Prolongation of myocardial viability by proteasome inhibition during hypothermic organ preservation.

Recently, we provided evidence for a possible role of the cardiac proteasome during ischemia, suggesting that a subset of 26S proteasomes is a cell-destructive protease, which is activated as the cellular energy supply declines. Although proteasome inhibition during cold ischemia (CI) reduced injury of ischemic hearts, it remains unknown whether these beneficial effects are maintained throughout reperfusion, and thus, may have pathophysiological relevance. Therefore, we evaluated the effects of epoxomicin (specific proteasome inhibitor) in a rat heterotopic heart transplantation model.
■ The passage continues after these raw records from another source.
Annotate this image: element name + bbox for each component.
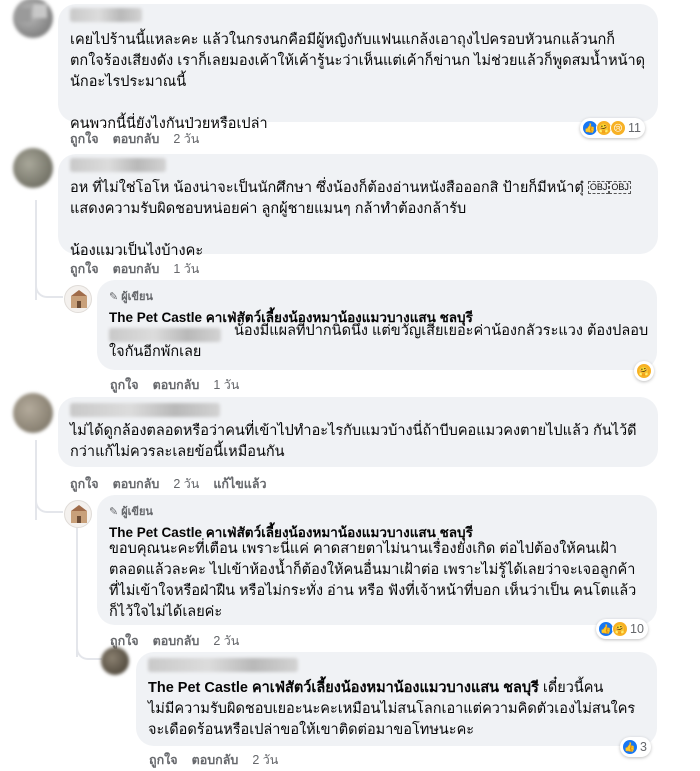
obj-glyph: OBJ [587,181,610,194]
comment-actions: ถูกใจ ตอบกลับ 2 วัน [70,129,199,149]
timestamp[interactable]: 2 วัน [252,750,278,770]
author-badge: ✎ ผู้เขียน [109,290,153,304]
edited-label[interactable]: แก้ไขแล้ว [213,474,266,494]
comment-text: อห ที่ไม่ใช่โอโห น้องน่าจะเป็นนักศึกษา ซ… [70,180,631,259]
reply-button[interactable]: ตอบกลับ [153,631,200,651]
like-button[interactable]: ถูกใจ [110,375,139,395]
reply-text: ขอบคุณนะคะที่เตือน เพราะนี่แค่ คาดสายตาไ… [109,541,637,620]
timestamp[interactable]: 2 วัน [173,474,199,494]
comment-actions: ถูกใจ ตอบกลับ 1 วัน [70,259,199,279]
reply-bubble: ✎ ผู้เขียน The Pet Castle คาเฟ่สัตว์เลี้ย… [97,495,657,625]
pencil-icon: ✎ [109,290,119,303]
timestamp[interactable]: 1 วัน [173,259,199,279]
timestamp[interactable]: 2 วัน [173,129,199,149]
avatar[interactable] [13,0,53,38]
reply-button[interactable]: ตอบกลับ [113,259,160,279]
reply-button[interactable]: ตอบกลับ [153,375,200,395]
like-button[interactable]: ถูกใจ [70,259,99,279]
reply-bubble: The Pet Castle คาเฟ่สัตว์เลี้ยงน้องหมาน้… [136,652,657,746]
comment-bubble: ไม่ได้ดูกล้องตลอดหรือว่าคนที่เข้าไปทำอะไ… [58,397,658,467]
comment-text: ไม่ได้ดูกล้องตลอดหรือว่าคนที่เข้าไปทำอะไ… [70,423,637,460]
avatar[interactable] [13,148,53,188]
reply-button[interactable]: ตอบกลับ [192,750,239,770]
comment-bubble: เคยไปร้านนี้แหละคะ แล้วในกรงนกคือมีผู้หญ… [58,4,658,132]
comment-bubble: อห ที่ไม่ใช่โอโห น้องน่าจะเป็นนักศึกษา ซ… [58,154,658,259]
like-button[interactable]: ถูกใจ [149,750,178,770]
thread-line [76,527,78,657]
commenter-name[interactable] [70,158,166,172]
reply-button[interactable]: ตอบกลับ [113,474,160,494]
care-icon: 🤗 [612,621,628,637]
obj-glyph: OBJ [609,181,631,194]
like-icon: 👍 [622,739,638,755]
reply-button[interactable]: ตอบกลับ [113,129,160,149]
comment-actions: ถูกใจ ตอบกลับ 2 วัน [110,631,239,651]
reply-text: น้องมีแผลที่ปากนิดนึง แต่ขวัญเสียเยอะค่า… [109,323,649,360]
avatar[interactable] [101,647,129,675]
timestamp[interactable]: 1 วัน [213,375,239,395]
sad-icon: 😢 [610,120,626,136]
reaction-summary[interactable]: 🤗 [634,361,654,381]
commenter-name[interactable] [148,658,298,672]
commenter-name[interactable] [70,8,142,22]
page-avatar[interactable] [64,500,92,528]
pencil-icon: ✎ [109,505,119,518]
reaction-count: 3 [640,740,647,754]
reaction-summary[interactable]: 👍 🤗 😢 11 [580,118,645,138]
timestamp[interactable]: 2 วัน [213,631,239,651]
thread-connector [35,495,63,513]
comment-actions: ถูกใจ ตอบกลับ 1 วัน [110,375,239,395]
care-icon: 🤗 [636,363,652,379]
reply-text-cont: ไม่มีความรับผิดชอบเยอะนะคะเหมือนไม่สนโลก… [148,701,636,738]
avatar[interactable] [13,393,53,433]
reply-text: The Pet Castle คาเฟ่สัตว์เลี้ยงน้องหมาน้… [148,680,604,696]
author-badge: ✎ ผู้เขียน [109,505,153,519]
reaction-summary[interactable]: 👍 🤗 10 [596,619,648,639]
commenter-name[interactable] [70,403,220,417]
comment-actions: ถูกใจ ตอบกลับ 2 วัน [149,750,278,770]
reaction-count: 11 [628,121,641,135]
thread-connector [76,640,102,660]
like-button[interactable]: ถูกใจ [70,474,99,494]
comment-actions: ถูกใจ ตอบกลับ 2 วัน แก้ไขแล้ว [70,474,267,494]
reply-bubble: ✎ ผู้เขียน The Pet Castle คาเฟ่สัตว์เลี้ย… [97,280,657,370]
reaction-count: 10 [630,622,644,636]
page-mention-link[interactable]: The Pet Castle คาเฟ่สัตว์เลี้ยงน้องหมาน้… [148,680,539,696]
thread-connector [35,280,63,298]
reaction-summary[interactable]: 👍 3 [620,737,651,757]
page-avatar[interactable] [64,285,92,313]
comment-text: เคยไปร้านนี้แหละคะ แล้วในกรงนกคือมีผู้หญ… [70,32,646,132]
like-button[interactable]: ถูกใจ [70,129,99,149]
Donor hearts were arrested with University of Wisconsin solution (UW) and stored for 12 h/24 h in 4 °C UW±epoxomicin, followed by transplantation. Efficacy of epoxomicin was confirmed by proteasome peptidase activity measurements and analyses of myocardial ubiquitin pools. After 12hCI, troponin I content of UW was lower with epoxomicin. Although all hearts after 12hCI started beating spontaneously, addition of epoxomicin to UW during CI reduced cardiac edema and preserved the ultrastructural integrity of the post-ischemic cardiomyocyte. After 24hCI in UW±epoxomicin, hearts did not regain contractility. When hearts were perfused with epoxomicin during cardioplegia, the cardiac proteasome was inhibited immediately, all of these hearts started beating after 24hCI in UW plus epoxomicin and cardiac edema and myocardial ultrastructure were comparable to hearts after 12hCI. Epoxomicin did not affect markers of lipid peroxidation or neutrophil infiltration in post-ischemic hearts. These data further support the concept that proteasome activation during ischemia is of pathophysiological relevance and suggest proteasome inhibition as a promising approach to improve organ preservation strategies.